El desastre geopolítico de Afganistán es también una tragedia cultural. Tras la caída de Kabul el 15 de agosto, las imágenes de afganos aferrándose a los aviones en marcha o apiñándose en sus bodegas pusieron la atención del mundo en la catástrofe humanitaria, porque esas multitudes en fuga transmitían sin palabras el pánico ante la barbarie talibán.
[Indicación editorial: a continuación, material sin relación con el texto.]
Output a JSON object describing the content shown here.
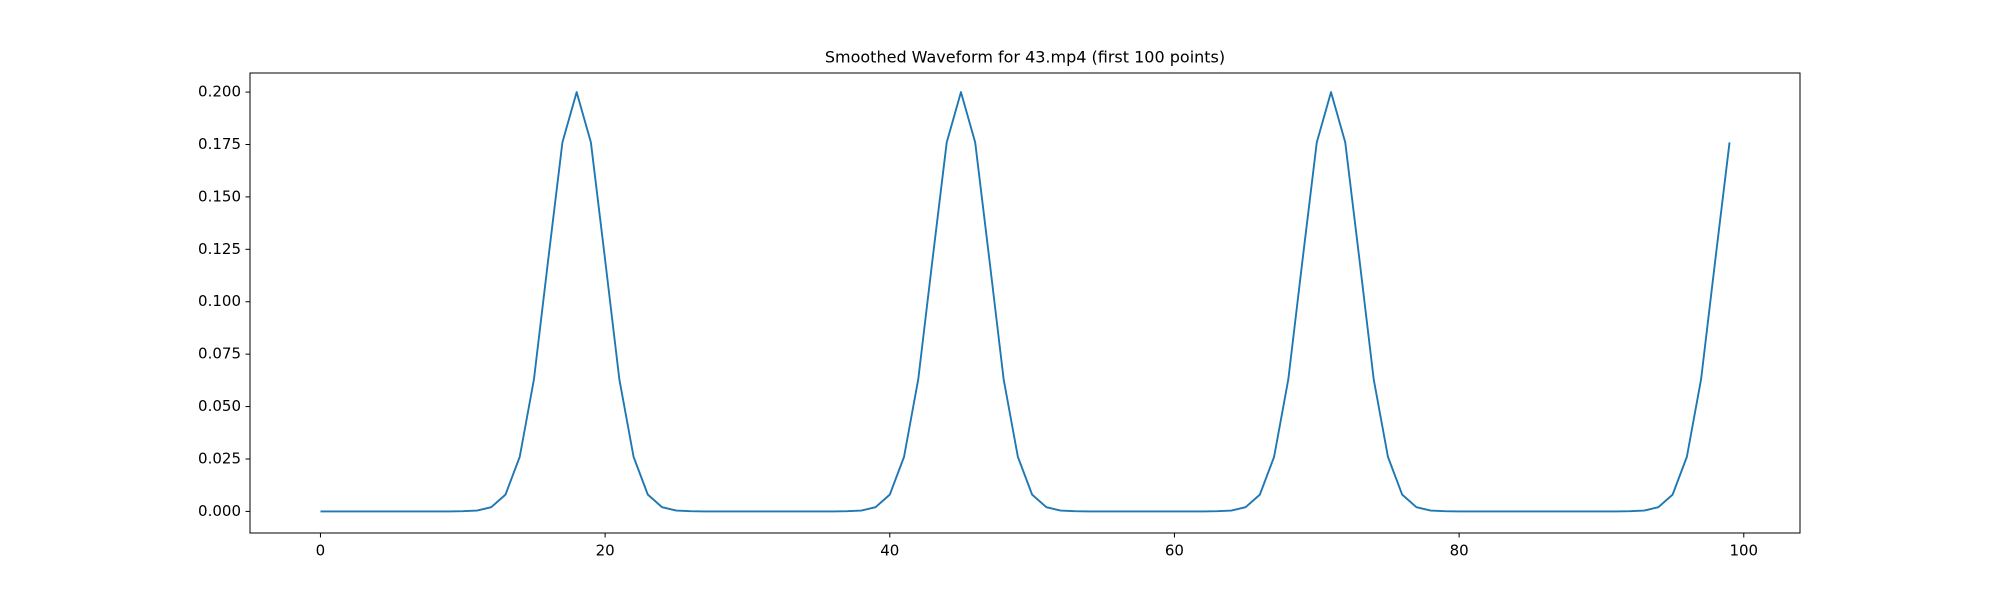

El caos de la evacuación subraya la humillación de Estados Unidos y de la OTAN, un punto de inflexión histórico que marca el declive de Occidente y sus valores, del espíritu de la Ilustración a la democracia liberal, y hace visible la incapacidad de Washington para ejercer el liderazgo global: tras veinte años de ocupación, el régimen corrupto impuesto por los ejércitos extranjeros se ha derrumbado sin apenas oponer resistencia, y en el país se ha instalado una teocracia violenta que somete a las mujeres, niega todas las libertades y no exporta sino refugiados y heroína.
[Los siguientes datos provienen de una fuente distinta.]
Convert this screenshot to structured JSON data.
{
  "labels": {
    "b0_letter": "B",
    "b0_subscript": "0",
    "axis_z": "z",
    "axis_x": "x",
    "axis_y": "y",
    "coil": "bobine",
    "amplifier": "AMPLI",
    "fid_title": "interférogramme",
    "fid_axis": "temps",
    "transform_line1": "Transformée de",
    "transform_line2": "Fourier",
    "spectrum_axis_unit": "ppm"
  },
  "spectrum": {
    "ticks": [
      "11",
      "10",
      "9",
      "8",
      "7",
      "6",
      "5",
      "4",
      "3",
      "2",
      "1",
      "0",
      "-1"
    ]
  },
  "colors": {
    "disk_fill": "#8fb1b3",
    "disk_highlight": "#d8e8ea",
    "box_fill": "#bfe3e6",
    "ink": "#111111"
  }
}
A los muyahidines armados por Estados Unidos en los años 80 para debilitar a la Unión Soviética se sumaron en los 90 los estudiantes de las madrasas pakistaníes, para llegar a gobernar entre 1996 y 2001 un territorio tribal disputado desde hace siglos por las grandes civilizaciones que lo rodean —rusos, persas e hindúes—, vinculado a China por la Ruta de la Seda, y que ha visto fracasar a varios imperios en su geografía abrupta. Los talibanes que ahora vuelven al poder son los que protegían a Bin Laden y Al Qaeda, y los mismos que volaron los Budas de Bamiyán, así que no es fácil creer en sus actuales promesas de moderación, asegurando que no darán refugio a terroristas y garantizarán el derecho a la educación y el trabajo de la mujer; pero también es cierto que son menos corruptos que el régimen precedente y que su plácida toma de las ciudades les otorga la legitimidad que ya han reconocido Moscú o Pekín.
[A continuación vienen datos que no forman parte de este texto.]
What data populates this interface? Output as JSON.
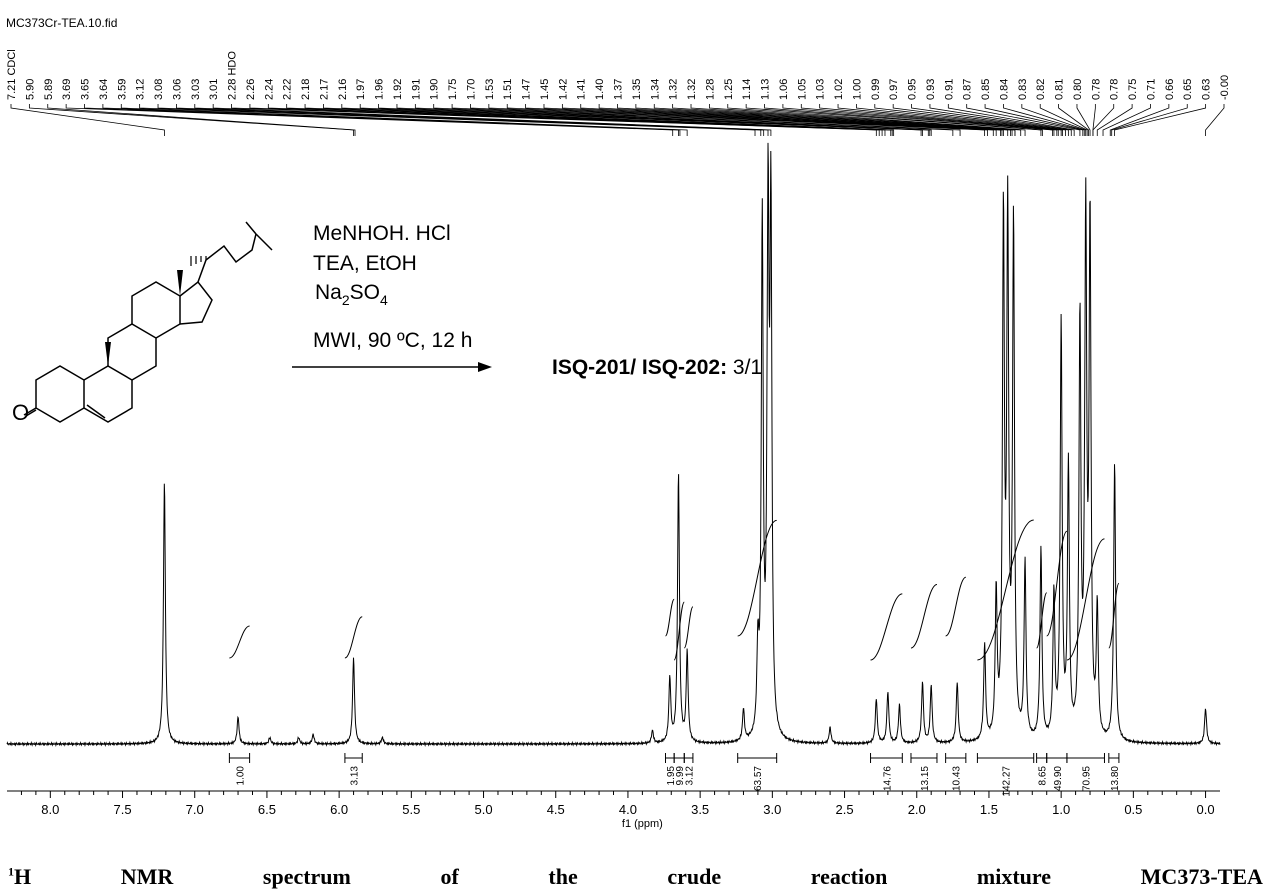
{
  "file_name": "MC373Cr-TEA.10.fid",
  "caption": {
    "superscript": "1",
    "words": [
      "H",
      "NMR",
      "spectrum",
      "of",
      "the",
      "crude",
      "reaction",
      "mixture",
      "MC373-TEA"
    ]
  },
  "reaction": {
    "reagents": [
      "MeNHOH. HCl",
      "TEA, EtOH"
    ],
    "na2so4": {
      "na": "Na",
      "s2": "2",
      "so": "SO",
      "s4": "4"
    },
    "conditions": "MWI, 90 ºC, 12 h",
    "product_bold": "ISQ-201/ ISQ-202:",
    "product_ratio": " 3/1",
    "substrate_atom": "O"
  },
  "chart_data": {
    "type": "line",
    "title": "",
    "xlabel": "f1 (ppm)",
    "xlim": [
      8.3,
      -0.1
    ],
    "x_reversed": true,
    "x_ticks": [
      "8.0",
      "7.5",
      "7.0",
      "6.5",
      "6.0",
      "5.5",
      "5.0",
      "4.5",
      "4.0",
      "3.5",
      "3.0",
      "2.5",
      "2.0",
      "1.5",
      "1.0",
      "0.5",
      "0.0"
    ],
    "x_tick_values": [
      8.0,
      7.5,
      7.0,
      6.5,
      6.0,
      5.5,
      5.0,
      4.5,
      4.0,
      3.5,
      3.0,
      2.5,
      2.0,
      1.5,
      1.0,
      0.5,
      0.0
    ],
    "peak_labels": [
      "7.21 CDCl",
      "5.90",
      "5.89",
      "3.69",
      "3.65",
      "3.64",
      "3.59",
      "3.12",
      "3.08",
      "3.06",
      "3.03",
      "3.01",
      "2.28 HDO",
      "2.26",
      "2.24",
      "2.22",
      "2.18",
      "2.17",
      "2.16",
      "1.97",
      "1.96",
      "1.92",
      "1.91",
      "1.90",
      "1.75",
      "1.70",
      "1.53",
      "1.51",
      "1.47",
      "1.45",
      "1.42",
      "1.41",
      "1.40",
      "1.37",
      "1.35",
      "1.34",
      "1.32",
      "1.32",
      "1.28",
      "1.25",
      "1.14",
      "1.13",
      "1.06",
      "1.05",
      "1.03",
      "1.02",
      "1.00",
      "0.99",
      "0.97",
      "0.95",
      "0.93",
      "0.91",
      "0.87",
      "0.85",
      "0.84",
      "0.83",
      "0.82",
      "0.81",
      "0.80",
      "0.78",
      "0.78",
      "0.75",
      "0.71",
      "0.66",
      "0.65",
      "0.63",
      "-0.00"
    ],
    "peaks": [
      {
        "ppm": 7.21,
        "height": 0.82
      },
      {
        "ppm": 6.7,
        "height": 0.085
      },
      {
        "ppm": 6.48,
        "height": 0.02
      },
      {
        "ppm": 6.28,
        "height": 0.02
      },
      {
        "ppm": 6.18,
        "height": 0.03
      },
      {
        "ppm": 5.9,
        "height": 0.27
      },
      {
        "ppm": 5.7,
        "height": 0.02
      },
      {
        "ppm": 3.83,
        "height": 0.04
      },
      {
        "ppm": 3.71,
        "height": 0.2
      },
      {
        "ppm": 3.65,
        "height": 0.84
      },
      {
        "ppm": 3.59,
        "height": 0.28
      },
      {
        "ppm": 3.2,
        "height": 0.1
      },
      {
        "ppm": 3.1,
        "height": 0.25
      },
      {
        "ppm": 3.07,
        "height": 1.6
      },
      {
        "ppm": 3.03,
        "height": 1.6
      },
      {
        "ppm": 3.01,
        "height": 1.6
      },
      {
        "ppm": 2.6,
        "height": 0.05
      },
      {
        "ppm": 2.28,
        "height": 0.14
      },
      {
        "ppm": 2.2,
        "height": 0.16
      },
      {
        "ppm": 2.12,
        "height": 0.12
      },
      {
        "ppm": 1.96,
        "height": 0.19
      },
      {
        "ppm": 1.9,
        "height": 0.18
      },
      {
        "ppm": 1.72,
        "height": 0.19
      },
      {
        "ppm": 1.53,
        "height": 0.3
      },
      {
        "ppm": 1.45,
        "height": 0.45
      },
      {
        "ppm": 1.4,
        "height": 1.6
      },
      {
        "ppm": 1.37,
        "height": 1.6
      },
      {
        "ppm": 1.33,
        "height": 1.6
      },
      {
        "ppm": 1.25,
        "height": 0.55
      },
      {
        "ppm": 1.14,
        "height": 0.6
      },
      {
        "ppm": 1.05,
        "height": 0.45
      },
      {
        "ppm": 1.0,
        "height": 1.3
      },
      {
        "ppm": 0.95,
        "height": 0.85
      },
      {
        "ppm": 0.87,
        "height": 1.3
      },
      {
        "ppm": 0.83,
        "height": 1.6
      },
      {
        "ppm": 0.8,
        "height": 1.6
      },
      {
        "ppm": 0.75,
        "height": 0.4
      },
      {
        "ppm": 0.63,
        "height": 0.87
      },
      {
        "ppm": 0.0,
        "height": 0.11
      }
    ],
    "integrals": [
      {
        "from": 6.76,
        "to": 6.62,
        "value": "1.00"
      },
      {
        "from": 5.96,
        "to": 5.84,
        "value": "3.13"
      },
      {
        "from": 3.74,
        "to": 3.68,
        "value": "1.95"
      },
      {
        "from": 3.68,
        "to": 3.61,
        "value": "9.99"
      },
      {
        "from": 3.61,
        "to": 3.55,
        "value": "3.12"
      },
      {
        "from": 3.24,
        "to": 2.97,
        "value": "63.57"
      },
      {
        "from": 2.32,
        "to": 2.1,
        "value": "14.76"
      },
      {
        "from": 2.04,
        "to": 1.86,
        "value": "13.15"
      },
      {
        "from": 1.8,
        "to": 1.66,
        "value": "10.43"
      },
      {
        "from": 1.58,
        "to": 1.19,
        "value": "142.27"
      },
      {
        "from": 1.17,
        "to": 1.1,
        "value": "8.65"
      },
      {
        "from": 1.1,
        "to": 0.96,
        "value": "49.90"
      },
      {
        "from": 0.96,
        "to": 0.7,
        "value": "70.95"
      },
      {
        "from": 0.67,
        "to": 0.6,
        "value": "13.80"
      }
    ]
  }
}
Si el 11-S provocó la intervención estadounidense y el final del gobierno talibán, ese mismo año 2001 está marcado en Afganistán por otra fecha de infamia, el 2 de marzo que vio iniciarse la demolición de los Budas del valle de Bamiyán: las colosales estatuas, talladas en la roca de un acantilado hace 1.500 años, fueron destruidas al juzgarse ídolos contrarios al Corán, pese a haber sido respetadas por diferentes invasiones islámicas, y pese a los esfuerzos de persuasión de los países más próximos al régimen —Arabia Saudí, Emiratos y Pakistán—, que señalaron el valor para Egipto de los monumentos de culturas anteriores a la musulmana. Hoy, los nichos vacíos de los Budas hacen dudar del compromiso talibán en proteger «todas las reliquias y antigüedades», y de hecho ya se ha iniciado una campaña de limpieza cultural, decapitando estatuas y demoliendo construcciones islámicas contrarias a su ortodoxia.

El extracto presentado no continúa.